Honeymoon Capitol
A. Danielson, New York, USA
June 2000
Even as I write, eight years after marrying and moving to Western New York, I still find it incredulous that I lived in such a strange and haunted house, and that my parents live there to this day.
I first started noticing the oddities in my family's 125-year-old home in Niagara Falls when I was a young girl of around 6 or 7. I would be punished for various misdemeanors by being sent to stand in the corner to think about what I had done (usually something involving tormenting my younger brother). I would sort of "zone-out", for lack of a better term, in order to pass the time quickly, but would usually get yanked out of this meditative state by a pinch to the buttocks, or a tug on the back of my hair. There was never anyone there, though.
Through the years I have experienced the sounds of children laughing and running the upstairs hallway, and doors slamming without breezes or people causing them to. My mother and father, although very matter-of-fact about things of this nature, have been quite startled on numerous occasions by the sounds of the invisible children. Pictures and mirrors have fallen off of the walls many times, only, upon further inspection, to have their hardware intact, as well as the nail on the wall still okay. The cupboards have been heard by all of us, at one time or another, banging open and shut in the night, and don't even bother putting anything of importance down for even a second!

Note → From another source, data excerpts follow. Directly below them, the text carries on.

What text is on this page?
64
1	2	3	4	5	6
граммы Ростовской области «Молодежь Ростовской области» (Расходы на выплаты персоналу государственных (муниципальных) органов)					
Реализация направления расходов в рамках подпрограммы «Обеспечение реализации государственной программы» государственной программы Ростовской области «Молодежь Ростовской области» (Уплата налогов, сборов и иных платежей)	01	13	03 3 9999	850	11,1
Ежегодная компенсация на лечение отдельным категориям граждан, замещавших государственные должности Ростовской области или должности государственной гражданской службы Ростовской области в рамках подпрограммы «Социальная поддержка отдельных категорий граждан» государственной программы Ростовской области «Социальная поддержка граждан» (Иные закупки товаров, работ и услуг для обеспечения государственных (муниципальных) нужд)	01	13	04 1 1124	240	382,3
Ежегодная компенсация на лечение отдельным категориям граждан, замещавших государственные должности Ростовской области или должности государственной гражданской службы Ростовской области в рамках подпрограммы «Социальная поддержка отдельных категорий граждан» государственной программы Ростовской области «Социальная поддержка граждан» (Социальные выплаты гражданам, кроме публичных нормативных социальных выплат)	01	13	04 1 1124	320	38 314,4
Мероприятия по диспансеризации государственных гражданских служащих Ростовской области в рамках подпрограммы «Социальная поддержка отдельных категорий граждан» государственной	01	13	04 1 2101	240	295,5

On at least 10 different occasions that I can count, keys, pens, wallets, and other debris, will turn up in the back of someone's closet months afterwards, perhaps under a pile of books or some boxes. The house has many cold spots; the upstairs landing is, by far, the worst.
There have been two apparitions; one was a little boy hovering at the foot of my bed at night as I turned down the sheets and prepared to go to sleep (he disappeared after about 7 seconds), and the other was one of a wounded soldier (Battle of Lundy's Lane?) staggering across the front parlor, only to disappear into the wall.
The events described aren't particularly scary, seeing as they all happened sporadically, and my entire family seemed to take somewhat of a morbid delight in living in a harmlessly haunted house, but the scariest event of all happened to my mother.
She was awoken in the middle of the night by someone warm, fragrant, and invisible, kissing her, somewhat romantically, on the neck, as well as touching her hair. Her response was (besides the overwhelming fear!) to tell it to bug off, and seek refuge in my bedroom (perhaps assuming it wouldn't follow? It didn't anyhow, as the case may be).
I have not experienced anything super- strange since moving from this house eight years ago, but when I visit, the occasional dish towel has been spotted "jumping" off of the counter and landing on the kitchen table. This account of paranormal happenings may not be the scariest one ever documented, but it was my childhood, and is still going on to this day for my parents.